Philippines Agribusiness Report Q3 2012


June 19, 2012
54 Pages - SKU: BMI3943265
License type:
Countries covered: Philippines

BMI View: As an indication of the government's increased focused on the agriculture industry, the Department of Agriculture's budget for 2012 has been increased significantly. The PHP48.7bn (US$1.1mn) is more than 60% higher than the year before.Most of the funds will go into developing and improving rural infrastructure as well as improving on farming infrastructure such as farm-to-market roads and host-harvest activities. BMI believes that this will pose upside risks to production estimates especially for key crops such as rice and also, livestock.

Key Trends

Sugar production growth to 2015/16: 21.7% to 2.80mn tonnes. Production will be supported by strong demand from the soft drinks sectors. To 2016, BMI is forecasting spending on soft drinks to rise by 47% from its 2011 level to US$1.11bn and spending on confectionery to grow by 12% to US$557mn.

Corn consumption growth to 2016: 10.68% to 8.0mn tonnes. With around three quarters of corn used as animal feed, growth in consumption will be driven by the expansion of the poultry and pork industries and some consumer demand as the government tries to reduce per capita rice consumption.

Poultry production growth to 2015/16: 4.3% to 868,300 tonnes. Consumption will be aided by the spread of fast food outlets (which carry a high volume of chicken products) and the increasing popularity of processed meats sold through modern retail outlets as opposed to wet markets where the majority of chicken is currently sold. A greater proportion of the country's needs will also have to be supplied by imports.

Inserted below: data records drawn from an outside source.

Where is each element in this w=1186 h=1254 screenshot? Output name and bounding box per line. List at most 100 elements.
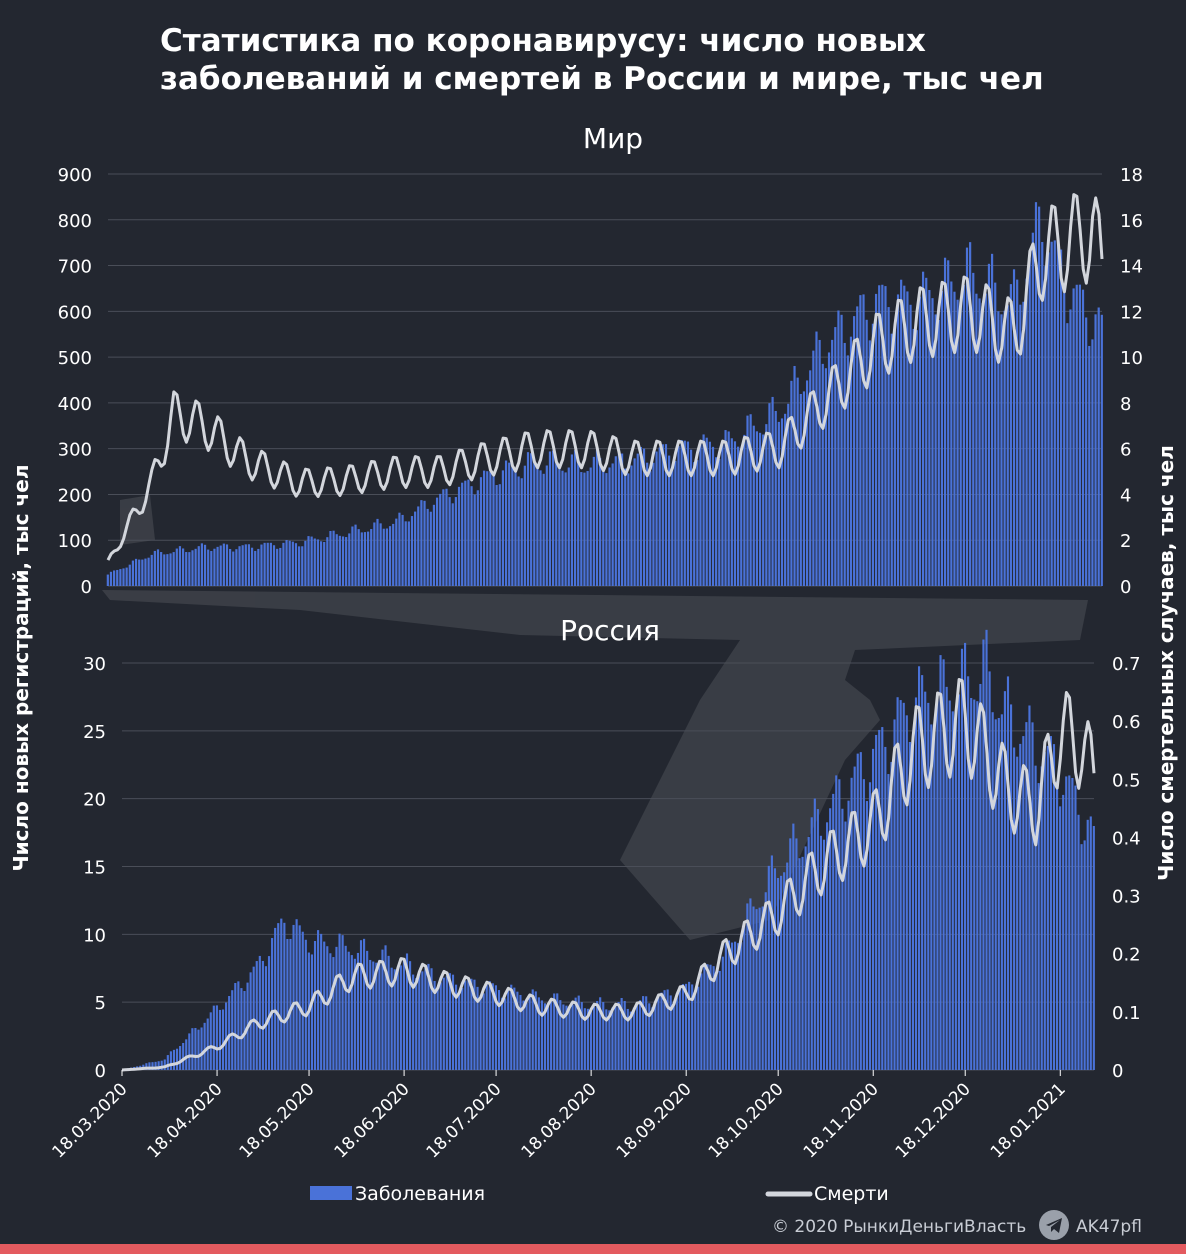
cases-bar xyxy=(846,355,849,586)
right-tick-label: 0.2 xyxy=(1112,945,1141,966)
x-tick-label: 18.01.2021 xyxy=(987,1079,1070,1162)
cases-bar xyxy=(758,432,762,586)
cases-bar xyxy=(1065,776,1068,1070)
cases-bar xyxy=(551,450,555,586)
cases-bar xyxy=(154,1061,157,1070)
x-tick-label: 18.10.2020 xyxy=(705,1079,788,1162)
cases-bar xyxy=(169,1051,172,1070)
cases-bar xyxy=(304,540,307,586)
cases-bar xyxy=(277,923,280,1070)
cases-bar xyxy=(316,539,320,586)
cases-bar xyxy=(1059,249,1063,586)
cases-bar xyxy=(405,953,409,1070)
cases-bar xyxy=(147,557,150,586)
cases-bar xyxy=(307,536,310,586)
cases-bar xyxy=(402,958,406,1070)
cases-bar xyxy=(326,946,329,1070)
cases-bar xyxy=(414,511,417,586)
cases-bar xyxy=(454,497,457,586)
cases-bar xyxy=(218,1009,222,1070)
cases-bar xyxy=(525,1002,528,1070)
cases-bar xyxy=(623,1000,626,1070)
cases-bar xyxy=(1000,314,1003,586)
cases-bar xyxy=(768,403,771,586)
cases-bar xyxy=(543,1003,547,1070)
cases-bar xyxy=(323,541,326,586)
cases-bar xyxy=(432,504,436,586)
cases-bar xyxy=(341,536,345,586)
cases-bar xyxy=(175,1048,179,1070)
cases-bar xyxy=(442,489,445,586)
cases-bar xyxy=(574,997,577,1070)
cases-bar xyxy=(804,846,807,1070)
cases-bar xyxy=(439,982,442,1070)
cases-bar xyxy=(997,311,1000,586)
cases-bar xyxy=(937,320,940,586)
cases-bar xyxy=(407,521,410,586)
cases-bar xyxy=(301,931,304,1070)
cases-bar xyxy=(1053,240,1056,586)
cases-bar xyxy=(150,554,153,586)
left-tick-label: 10 xyxy=(83,925,106,946)
cases-bar xyxy=(200,543,203,586)
cases-bar xyxy=(285,540,288,586)
x-tick-label: 18.08.2020 xyxy=(518,1079,601,1162)
cases-bar xyxy=(599,997,602,1070)
cases-bar xyxy=(599,458,602,586)
cases-bar xyxy=(513,987,516,1070)
cases-bar xyxy=(826,822,829,1070)
cases-bar xyxy=(470,978,473,1070)
cases-bar xyxy=(617,1002,620,1070)
cases-bar xyxy=(269,542,272,586)
cases-bar xyxy=(805,380,809,586)
cases-bar xyxy=(1041,241,1044,586)
cases-bar xyxy=(517,476,520,586)
cases-bar xyxy=(765,424,768,586)
cases-bar xyxy=(878,285,881,586)
cases-bar xyxy=(755,431,759,586)
cases-bar xyxy=(536,465,539,586)
cases-bar xyxy=(905,715,908,1070)
cases-bar xyxy=(492,476,495,586)
cases-bar xyxy=(329,530,332,586)
cases-bar xyxy=(1038,206,1041,586)
cases-bar xyxy=(188,1033,191,1070)
cases-bar xyxy=(1062,794,1065,1070)
left-tick-label: 200 xyxy=(58,485,92,506)
cases-bar xyxy=(700,973,703,1070)
cases-bar xyxy=(780,875,783,1070)
cases-bar xyxy=(884,746,887,1070)
right-tick-label: 14 xyxy=(1120,257,1143,278)
cases-bar xyxy=(705,437,708,586)
cases-bar xyxy=(182,1042,185,1070)
cases-bar xyxy=(934,314,937,586)
cases-bars xyxy=(123,629,1095,1070)
cases-bar xyxy=(141,559,144,586)
cases-bar xyxy=(577,461,580,586)
cases-bar xyxy=(694,990,697,1070)
left-tick-label: 700 xyxy=(58,257,92,278)
right-tick-label: 18 xyxy=(1120,165,1143,186)
cases-bar xyxy=(959,306,962,586)
right-tick-label: 0 xyxy=(1120,577,1131,598)
cases-bar xyxy=(868,340,871,586)
cases-bar xyxy=(799,393,802,586)
cases-bar xyxy=(764,892,767,1070)
cases-bar xyxy=(982,639,985,1070)
cases-bar xyxy=(654,1002,657,1070)
x-tick-label: 18.03.2020 xyxy=(49,1079,132,1162)
cases-bar xyxy=(329,953,332,1070)
cases-bar xyxy=(144,558,147,586)
cases-bar xyxy=(893,719,896,1070)
cases-bar xyxy=(749,414,752,586)
cases-bar xyxy=(448,973,451,1070)
cases-bar xyxy=(207,549,210,586)
cases-bar xyxy=(711,446,715,586)
cases-bar xyxy=(353,958,356,1070)
cases-bar xyxy=(1091,339,1094,586)
cases-bar xyxy=(602,471,605,586)
cases-bar xyxy=(282,542,285,586)
cases-bar xyxy=(969,242,972,586)
left-tick-label: 400 xyxy=(58,394,92,415)
cases-bar xyxy=(1088,345,1091,586)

2012f Real GDP Growth: 3.9% (up from 3.7% in 2011; predicted to average 4.1% from 2011 until 2016).

Consumer Price Inflation 2012f: 4.4% (up from 3.8% y-o-y in 2011).

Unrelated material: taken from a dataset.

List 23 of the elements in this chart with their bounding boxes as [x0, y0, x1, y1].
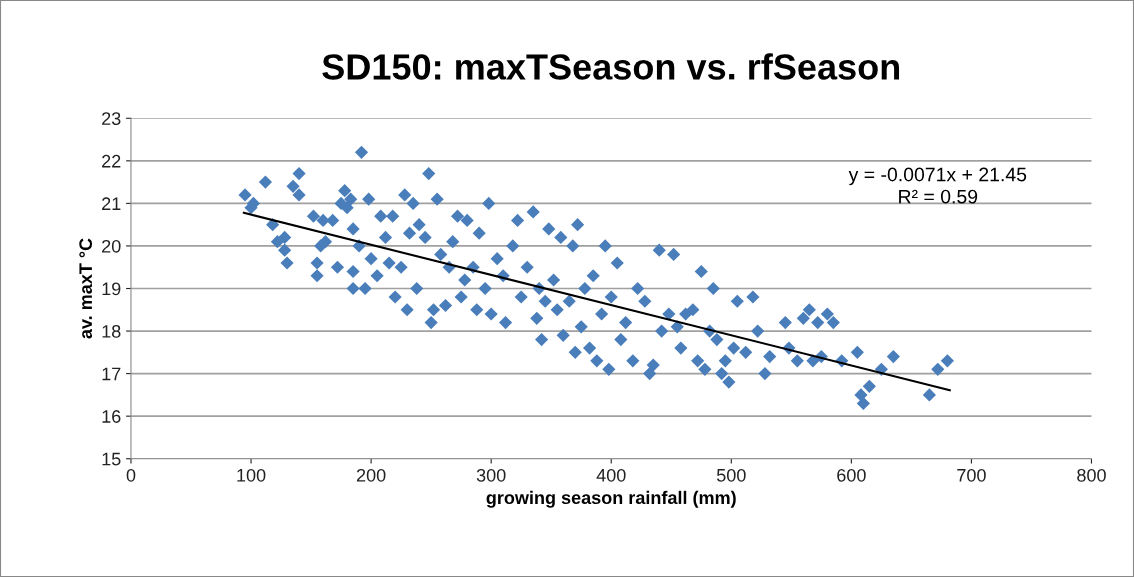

Central Bank Policy Rate 2012f: 4.0% (down from 4.5% in 2011) Industry Developments In late 2011, the GPH formally informed the World Trade Organization (WTO) its intention to start talks on extending its quantitative restriction (QR) on rice imports to 2015 as part of its self-sufficiency efforts.

Although the Philippines has greatly increased yields over the years and is one of the highest-yielding rice countries in the region, it is still only 42nd out of 91 rice producing countries in global ranking, according to the USDA. We believe that consumption growth, which should keep pace with the annual population growth of 2%, will continue to outstrip domestic supply, forcing the country to remain a net importer of rice. Indeed, we note that even the Department of Agriculture recently acknowledged that the country would still have to rely on imports to meet the buffer requirements by 2013.

The Swine Development Council has alleged that illegal chicken and pork imports have cost the government an estimated PHP3.7bn (US$87mn) annually in tax revenues. Livestock importers have been reportedly misdeclaring imports so as to avoid paying higher tariff of 40%. In fact, according to the chairman of the Council, Mr. Rosendo So, some 20% of the PHP25bn (US$590mn) domestic backyard industry has suffered as a result. Although painful in the short term, BMI believes that this process of industry consolidation could strengthen the domestic livestock sector over the longer term as it improves in efficiency and productivity as competition from foreign-imported meat increases.